Une gestion de l’offre renouvelée et moderne

  • Que la notion de « besoins de la population » soit maintenue dans la législation et donc introduite à l’article 1 du projet de loi (référence : article 1 de la Loi concernant les services de transport par taxi) ;
  • Que la notion de « nombre maximal de voitures en simultané par territoire » soit introduite dans la législation afin d’assurer une gestion de l’offre renouvelée sans constituer une barrière à l’entrée ;
  • En plus du maintien des permis de propriétaires de taxi transférables actuels, que le gouvernement émette au maximum 835 permis temporaires de 5 ans et non transférables pour permettre à un nombre équivalent de voitures des nouveau joueurs d’oeuvrer dans les différents territoires ;
  • Que le nombre maximal de voitures en simultané par territoire soit réparti et réévalué périodiquement par la Commission des transports en fonction des besoins de la population de chaque territoire de desserte, sans dépasser un ajustement de 10 % par année globalement et par territoire ;
  • Que les permis de propriétaire de taxi transférables puissent désormais être loués indépendamment des voitures.
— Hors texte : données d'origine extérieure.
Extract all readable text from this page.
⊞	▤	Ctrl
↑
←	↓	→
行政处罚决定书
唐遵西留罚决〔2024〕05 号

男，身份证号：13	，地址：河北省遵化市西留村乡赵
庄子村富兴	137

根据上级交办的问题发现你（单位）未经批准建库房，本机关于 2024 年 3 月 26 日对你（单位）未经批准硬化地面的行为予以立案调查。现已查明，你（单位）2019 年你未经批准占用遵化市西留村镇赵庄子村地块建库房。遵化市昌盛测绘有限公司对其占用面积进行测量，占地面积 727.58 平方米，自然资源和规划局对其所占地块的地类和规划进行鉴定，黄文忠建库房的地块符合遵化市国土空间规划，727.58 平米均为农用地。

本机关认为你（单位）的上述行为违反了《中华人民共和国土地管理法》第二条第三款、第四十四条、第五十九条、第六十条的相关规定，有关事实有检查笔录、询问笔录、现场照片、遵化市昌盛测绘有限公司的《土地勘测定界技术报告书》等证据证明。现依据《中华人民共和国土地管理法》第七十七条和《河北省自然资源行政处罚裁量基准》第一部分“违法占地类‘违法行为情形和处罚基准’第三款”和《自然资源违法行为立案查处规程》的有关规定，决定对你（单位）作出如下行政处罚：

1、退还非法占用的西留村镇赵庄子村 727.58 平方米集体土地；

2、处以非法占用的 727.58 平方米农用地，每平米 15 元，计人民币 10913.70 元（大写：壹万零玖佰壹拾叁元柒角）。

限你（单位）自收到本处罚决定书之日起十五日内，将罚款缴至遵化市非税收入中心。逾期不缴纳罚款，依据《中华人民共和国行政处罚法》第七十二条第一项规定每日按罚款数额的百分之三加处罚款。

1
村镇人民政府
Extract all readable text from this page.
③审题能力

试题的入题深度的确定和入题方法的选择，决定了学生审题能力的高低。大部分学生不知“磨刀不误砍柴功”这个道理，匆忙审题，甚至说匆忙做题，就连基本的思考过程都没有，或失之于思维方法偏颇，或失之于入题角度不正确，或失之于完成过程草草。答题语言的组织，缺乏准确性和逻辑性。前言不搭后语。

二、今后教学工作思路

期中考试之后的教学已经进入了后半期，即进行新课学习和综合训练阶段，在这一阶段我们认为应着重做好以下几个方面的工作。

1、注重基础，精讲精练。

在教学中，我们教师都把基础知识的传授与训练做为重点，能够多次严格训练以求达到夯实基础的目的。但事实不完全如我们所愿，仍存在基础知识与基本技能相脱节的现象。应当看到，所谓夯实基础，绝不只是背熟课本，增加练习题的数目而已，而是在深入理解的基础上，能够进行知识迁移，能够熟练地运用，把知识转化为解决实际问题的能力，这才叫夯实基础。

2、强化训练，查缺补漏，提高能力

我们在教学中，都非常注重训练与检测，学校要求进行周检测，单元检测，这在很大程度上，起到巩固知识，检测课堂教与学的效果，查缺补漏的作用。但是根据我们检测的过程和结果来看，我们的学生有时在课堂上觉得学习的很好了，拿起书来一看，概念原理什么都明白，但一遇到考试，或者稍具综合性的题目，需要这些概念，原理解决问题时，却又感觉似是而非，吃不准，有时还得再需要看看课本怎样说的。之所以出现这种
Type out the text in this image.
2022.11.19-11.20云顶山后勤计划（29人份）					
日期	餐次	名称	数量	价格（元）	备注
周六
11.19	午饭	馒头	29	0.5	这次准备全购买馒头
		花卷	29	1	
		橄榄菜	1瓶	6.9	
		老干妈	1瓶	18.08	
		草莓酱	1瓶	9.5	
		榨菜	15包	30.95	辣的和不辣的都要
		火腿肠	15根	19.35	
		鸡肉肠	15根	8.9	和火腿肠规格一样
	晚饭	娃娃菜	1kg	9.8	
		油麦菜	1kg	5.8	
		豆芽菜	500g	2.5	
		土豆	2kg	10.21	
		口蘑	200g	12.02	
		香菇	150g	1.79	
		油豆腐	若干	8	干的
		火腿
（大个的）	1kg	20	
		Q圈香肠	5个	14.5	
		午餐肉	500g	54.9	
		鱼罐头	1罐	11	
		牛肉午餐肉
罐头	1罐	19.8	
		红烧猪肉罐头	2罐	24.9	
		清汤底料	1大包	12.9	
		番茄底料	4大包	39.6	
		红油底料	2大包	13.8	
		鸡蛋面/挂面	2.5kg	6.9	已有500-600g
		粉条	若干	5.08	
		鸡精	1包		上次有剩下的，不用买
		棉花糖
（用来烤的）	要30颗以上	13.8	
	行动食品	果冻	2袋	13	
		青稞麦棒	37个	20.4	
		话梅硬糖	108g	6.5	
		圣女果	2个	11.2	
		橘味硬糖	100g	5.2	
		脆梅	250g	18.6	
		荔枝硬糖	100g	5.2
Des compensations équitables

  • Que le gouvernement verse immédiatement la compensation de 250 millions de dollars prévue au dernier budget afin de compenser la perte de valeur des permis de propriétaire de taxi, de la manière suivante :
  • un montant égal par permis ;
    • jusqu’au maximum de la valeur marchande indexée de 2014-2015 ;
    • en tenant compte de la compensation reçue en 2018-2019 seulement pour établir ce maximum ;
    • sans aucune renonciation des titulaires de permis ;
  • Que la notion de « respect de l’équité envers les titulaires qui exploitent tout permis » au moment de la mise en œuvre des mesures proposées soit maintenue dans la législation et donc introduite à l’article 1 du projet de loi (référence : article 89.1 de la Loi concernant les services de transport par taxi) ;
  • Par équité entre tous les joueurs de l’industrie :
  • que la redevance prévue à l’article 257 du projet de loi, applicable à toutes les courses, soit d’un minimum de 1,53 $ par course ;
    • que cette redevance soit maintenue pour toute la période permettant d’atteindre les sommes nécessaires à une compensation équivalente à la pleine valeur marchande indexée de chaque permis de propriétaire de taxi en 2014-2015 ;
    • c. Que la compensation visant le détenteur de chaque permis de propriétaire au moment de la présentation du projet de loi soit versée immédiatement à la sanction dudit projet de loi ;
  • À défaut de verser immédiatement cette portion de la compensation,
  • que le gouvernement verse annuellement les montants perçus pour la compensation aux titulaires de permis de propriétaire, au prorata de la valeur marchande 2014-2015 de chaque permis, estimée par la Commission des transports du Québec;
    • que les personnes qui étaient titulaires d’un permis de propriétaire de taxi à l’adoption du projet de loi et réalisant toujours des services de taxi professionnel soient exemptés de remettre la compensation perçue au gouvernement ;
    • que ces montants soient comptabilisés comme compensation reçue en tant qu’une partie de la compensation totale à recevoir ;
  • Que tout montant réservé par le gouvernement pour des motifs humanitaires soit prioritairement et immédiatement affecté à du soutien en planification financière, en orientation professionnelle et en prévention du suicide ;
  • Notamment à des fins fiscales,
    • que la valeur d’acquisition de chaque permis inscrite aux archives de la Commission des transports du Québec soit reconnue en cas d’absence de pièce justificative suffisante;
    • qu’une valeur d’acquisition minimale (prix plancher) soit établie par la Commission des transports du Québec afin de couvrir les situations exceptionnelles telles que le legs de permis ;
  • Afin d’assurer une transition harmonieuse,
    • que le délai de mise en vigueur de la nouvelle loi soit de deux ans ;
    • qu’un comité national de transition du taxi soit constitué, sur la base de la participation à la rencontre consultative du ministère des Transports du 2 mai 2019, afin d’agir comme canal d’information de l’industrie et de proposer les mesures nécessaires en cas de problèmes liés à la transition.